Anonymous wrote:When I met DH I was training for a marathon... Two kids and 15 pounds later, I definitely would like to get back into my former shape... but it isn't pressure for my husband in the sense of looking good for him (though I would like to look good for myself). But I do feel pressure to want to be healthy to be able to live a long, happy life for and with my husband without unnecessary medical issues.
High five for healthy living!Anonymous wrote:Not at all. My husband actually thinks I am too thin. I am 5'5 and 110 pounds. I've had 2 children and I got back to my pre pregnancy weight both times around 6 months postpartum. He would prefer if I stay at home eating, watching tv and cooking instead of exercising. My husbands culture likes curves and most are not into exercising like Americans/ Europeans. I go to fitness classes 5 times a week. Many of his friends and family give me shard time at events because they think I am not eating enough. Sometimes I think I should have married a European instead of an Indian. He doesn't appreciate my body type. It's frustrating.
Anonymous wrote:Anonymous wrote:my husband and I accept each other for who we are, our looks have been up and down, weight gain/weight loss, some days I Feel like I want to glam it up, other days not so much.
He too has his highs and lows...but its who we are inside and the bond we share that overshadows the shallowness of just looks. Come on...a good solid marriage should be past that.
And we are back to the stupid posters who know what every good solid marriage should and shouldn't be.
Anonymous wrote:A lot of superficial talk here..makes me sad that so many marriages are seemingly based upon little else than attraction.
My marriage is much much deeper that that I am very fit (a runner) but my H has gained about 30 lbs over the last 5-7 years. I can honestly say I dont love him one iota less than I did when he was 180 lbs and super fit about 8 years ago.
Do I think he looks better thinner? Of course but I love him as much if not more.....it is so beyond looks.
My own sister has gained quite a bit of weight, and she is now losing it (WW) she is not doing it for her husband as much as she is for herself.

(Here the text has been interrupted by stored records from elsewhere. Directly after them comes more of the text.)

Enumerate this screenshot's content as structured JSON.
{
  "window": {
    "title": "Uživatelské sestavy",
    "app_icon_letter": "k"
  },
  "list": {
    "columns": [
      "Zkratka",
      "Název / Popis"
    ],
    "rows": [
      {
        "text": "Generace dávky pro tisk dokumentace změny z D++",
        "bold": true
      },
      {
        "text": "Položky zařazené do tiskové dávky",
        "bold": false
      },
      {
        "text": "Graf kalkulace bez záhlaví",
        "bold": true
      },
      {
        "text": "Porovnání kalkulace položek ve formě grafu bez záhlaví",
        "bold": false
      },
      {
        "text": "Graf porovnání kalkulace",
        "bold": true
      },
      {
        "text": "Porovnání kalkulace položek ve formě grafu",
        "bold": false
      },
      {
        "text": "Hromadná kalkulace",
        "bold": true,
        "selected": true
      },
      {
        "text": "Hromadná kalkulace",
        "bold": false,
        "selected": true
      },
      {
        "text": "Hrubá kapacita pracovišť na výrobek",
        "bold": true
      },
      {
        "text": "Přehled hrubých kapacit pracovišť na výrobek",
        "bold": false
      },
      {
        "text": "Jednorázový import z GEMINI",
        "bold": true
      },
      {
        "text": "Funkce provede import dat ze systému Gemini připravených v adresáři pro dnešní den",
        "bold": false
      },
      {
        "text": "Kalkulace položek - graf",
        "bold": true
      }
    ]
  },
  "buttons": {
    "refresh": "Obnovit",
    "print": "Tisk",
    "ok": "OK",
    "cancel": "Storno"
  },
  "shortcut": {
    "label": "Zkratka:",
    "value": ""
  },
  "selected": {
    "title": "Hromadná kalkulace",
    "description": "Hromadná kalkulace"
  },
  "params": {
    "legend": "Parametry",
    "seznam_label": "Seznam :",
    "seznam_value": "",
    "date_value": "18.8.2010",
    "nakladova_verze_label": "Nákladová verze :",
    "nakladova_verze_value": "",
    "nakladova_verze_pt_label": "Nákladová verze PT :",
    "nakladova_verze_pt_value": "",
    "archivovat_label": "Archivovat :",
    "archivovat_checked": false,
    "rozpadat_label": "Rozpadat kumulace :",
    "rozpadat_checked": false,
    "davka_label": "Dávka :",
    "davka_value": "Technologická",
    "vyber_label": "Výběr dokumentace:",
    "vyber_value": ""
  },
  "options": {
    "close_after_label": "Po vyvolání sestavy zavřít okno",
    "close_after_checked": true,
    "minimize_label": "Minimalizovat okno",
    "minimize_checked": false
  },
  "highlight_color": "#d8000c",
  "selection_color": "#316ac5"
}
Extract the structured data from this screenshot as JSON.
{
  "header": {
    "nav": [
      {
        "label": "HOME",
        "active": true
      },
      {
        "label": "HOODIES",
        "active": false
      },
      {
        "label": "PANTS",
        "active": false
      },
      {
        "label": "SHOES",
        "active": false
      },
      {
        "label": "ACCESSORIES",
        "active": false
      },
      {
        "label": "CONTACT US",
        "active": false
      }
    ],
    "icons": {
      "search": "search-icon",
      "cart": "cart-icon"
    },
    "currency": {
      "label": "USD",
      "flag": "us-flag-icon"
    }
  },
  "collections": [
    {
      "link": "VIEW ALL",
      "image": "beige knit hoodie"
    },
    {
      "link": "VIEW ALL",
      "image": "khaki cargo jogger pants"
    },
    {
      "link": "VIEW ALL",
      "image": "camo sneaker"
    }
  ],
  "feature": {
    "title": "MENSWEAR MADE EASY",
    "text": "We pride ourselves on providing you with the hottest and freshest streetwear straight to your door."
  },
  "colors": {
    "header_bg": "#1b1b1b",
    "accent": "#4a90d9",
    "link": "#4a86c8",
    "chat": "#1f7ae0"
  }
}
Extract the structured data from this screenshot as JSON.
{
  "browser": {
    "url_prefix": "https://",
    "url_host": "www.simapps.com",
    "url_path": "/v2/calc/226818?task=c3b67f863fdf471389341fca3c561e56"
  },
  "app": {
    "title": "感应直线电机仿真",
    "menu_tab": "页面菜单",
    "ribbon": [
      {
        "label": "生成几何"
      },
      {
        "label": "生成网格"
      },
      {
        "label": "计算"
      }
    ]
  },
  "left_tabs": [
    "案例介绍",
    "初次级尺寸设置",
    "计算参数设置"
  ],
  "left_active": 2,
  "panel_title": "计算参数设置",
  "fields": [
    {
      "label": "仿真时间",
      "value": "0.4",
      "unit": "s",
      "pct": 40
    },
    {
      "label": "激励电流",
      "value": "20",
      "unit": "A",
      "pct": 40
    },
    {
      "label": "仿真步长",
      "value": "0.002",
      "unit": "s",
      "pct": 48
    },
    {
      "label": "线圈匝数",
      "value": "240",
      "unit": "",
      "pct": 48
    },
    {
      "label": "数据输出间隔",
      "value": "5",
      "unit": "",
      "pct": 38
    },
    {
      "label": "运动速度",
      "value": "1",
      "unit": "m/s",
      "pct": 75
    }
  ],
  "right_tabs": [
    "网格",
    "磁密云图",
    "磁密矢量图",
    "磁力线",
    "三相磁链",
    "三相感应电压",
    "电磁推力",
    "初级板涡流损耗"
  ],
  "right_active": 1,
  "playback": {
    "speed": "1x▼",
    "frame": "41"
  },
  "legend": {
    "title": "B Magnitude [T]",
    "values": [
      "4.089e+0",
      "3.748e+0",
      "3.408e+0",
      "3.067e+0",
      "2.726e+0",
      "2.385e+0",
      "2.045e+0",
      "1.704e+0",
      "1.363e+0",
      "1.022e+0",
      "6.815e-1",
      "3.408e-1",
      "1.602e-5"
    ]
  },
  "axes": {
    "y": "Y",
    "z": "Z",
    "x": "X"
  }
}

For anyone who would feel threatened or concerned about their spouse and their attraction to them over losing looks, weight gain, aging...your marriage needs a serious recheck.
Anonymous wrote:I'm in my early thirties, have been with DH since my late twenties. About to have our second child, and never got back to pre-pregnancy shape between pregnancies. We likely won't have more children and now I'm obsessing about getting back into shape after this pregnancy. DH stays in excellent shape and I was very fit when we got married (size four and toned). Though DH has always said I'm beautiful, I just know he was very attracted to my figure then and I want to go back to what I looked like before. Does anyone else feel similarly?
Anonymous wrote:Anonymous wrote:Anonymous wrote:Keeping yourself attractive for your partner is part of the marriage contract. Or at least making the effort. It goes both ways.
Agreed. It totally sucks when only one spouse makes this effort.
Fit husband with overweight wife.
How do you suggest I exert pressure for her to maintain her looks?
You can't.
I say that as the overweight woman and my DH is fit.